Algunos pacientes han tenido solo signos oculares o cutáneos, en combinación con otras características menos comunes. Estas otras características se describen en la tabla a continuación.

Coeur
  • Participa en aproximadamente el 18%
  • Cardiomyopathie (defecto del músculo cardíaco)
  • Defecto septal (agujero en el corazón)
  • Arritmias (latidos cardíacos irregulares)
Cerebro
  • Ausencia de cuerpo calloso
  • Convulsiones infantiles
  • Microcefalia (cerebro pequeño)
  • Ventrículos agrandados
  • Retraso mental leve a severo (25%)
Œil
  • Anormalidades coriorretinianas (el revestimiento del globo ocular)
  • Blefarofimosis (apertura del ojo estrechada)
  • Quistes orbitales (bultos en la cuenca del ojo)
Hernia de diafragma
  • Brecha en el diafragma (músculo debajo de las costillas que se usa para respirar)
  • Dificultad respiratoria (dificultad para respirar)
Estatura
  • A menudo corto
Urogenital système
  • Anomalías de los genitales internos y externos.

Puede haber una variación considerable en la presentación clínica, incluso dentro de una familia.

¿Cómo se diagnostica el síndrome MLS?

El síndrome MLS es inicialmente un diagnóstico clínico basado en los cambios característicos de los ojos y la piel.

Chromosomecaryotype) los estudios muestran comúnmente una diferencia obvia en una de las X chromosomes, característicamente una supresión del brazo corto.
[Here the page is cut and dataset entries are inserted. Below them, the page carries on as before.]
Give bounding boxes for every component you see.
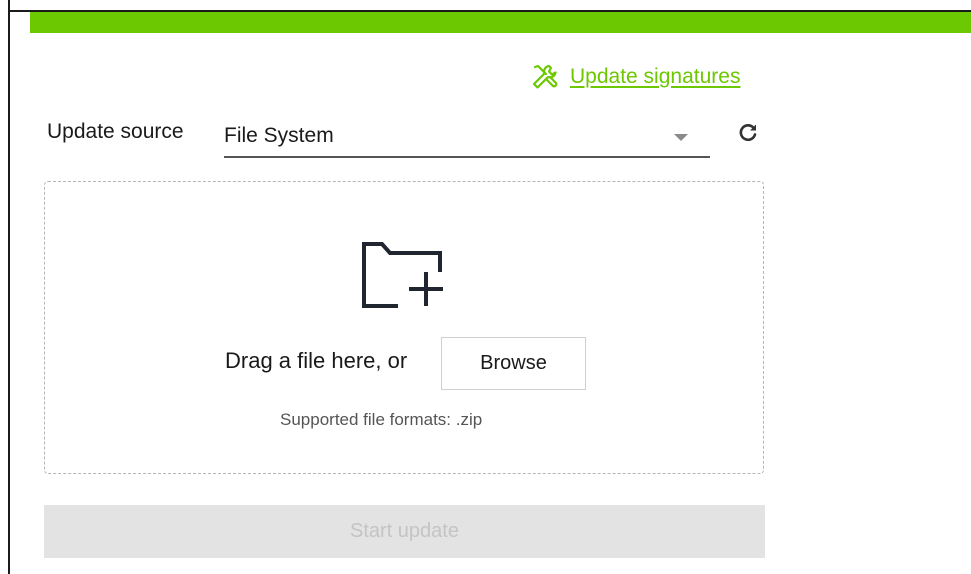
file-drop-zone[interactable] (44, 181, 764, 474)
update-signatures-link[interactable]: Update signatures (530, 62, 740, 92)
supported-formats-text: Supported file formats: .zip (280, 410, 483, 429)
update-panel: Update signatures Update source File Sys… (0, 0, 971, 574)
update-source-select[interactable]: File System (224, 118, 710, 158)
update-source-label: Update source (47, 120, 184, 143)
wrench-screwdriver-icon (532, 64, 558, 89)
window-edge-top (10, 0, 971, 12)
update-signatures-label: Update signatures (570, 65, 741, 88)
folder-plus-icon (362, 242, 443, 308)
header-accent-bar (30, 12, 971, 33)
window-edge-left (0, 0, 10, 574)
update-source-value: File System (224, 124, 334, 147)
start-update-button[interactable]: Start update (44, 505, 765, 558)
chevron-down-icon (674, 134, 688, 141)
drag-file-text: Drag a file here, or (225, 348, 408, 373)
refresh-icon[interactable] (736, 121, 760, 145)
browse-button[interactable]: Browse (441, 337, 586, 390)
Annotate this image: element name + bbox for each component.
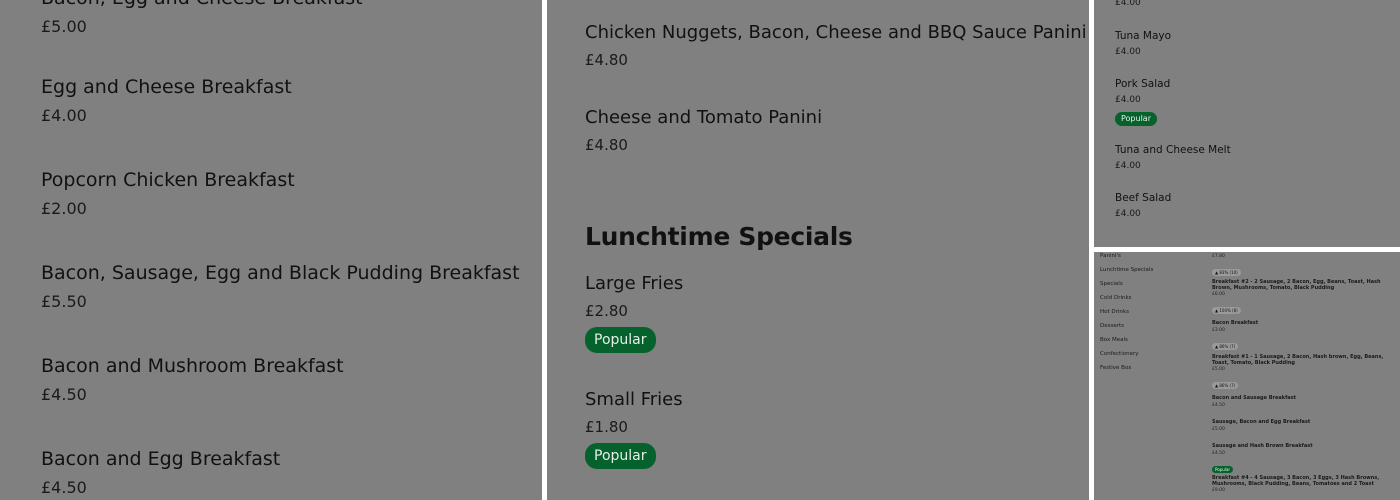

El gen HCCS puede secuenciarse para mutaciones en laboratorios de investigación si la eliminación no es aparente.

Biopsie d'une peau blessure se ha informado de un solo paciente y mostró un músculo liso hamartoma.

El síndrome MLS puede necesitar ser distinguido de focal hipoplasia dérmica o síndrome de Goltz (MIM305600), otro síndrome ligado al cromosoma X con anomalías en los ojos y la piel que afecta predominantemente a las mujeres. Sin embargo, anomalías esqueléticas como la sindactilia (dedos o dedos unidos) o fendu de las manos o pies no se ven en el síndrome MLS. El gen responsable de la hipoplasia dérmica focal es el gen PORCN en Xp11.23.

El síndrome de Aicardi (MIM304050) también puede necesitar ser excluido ya que el ojo y el cerebro se ven afectados de manera similar, solo en las mujeres. Sin embargo, la piel no está involucrada. El gen que causa este síndrome aún no se ha identificado, pero se ha localizado en Xp22.

Tratamiento del síndrome MLS

El tratamiento se dirige a los síntomas específicos a medida que surgen. No hay una cura.

Las lesiones de la piel se curan solas dejando marcas marrones.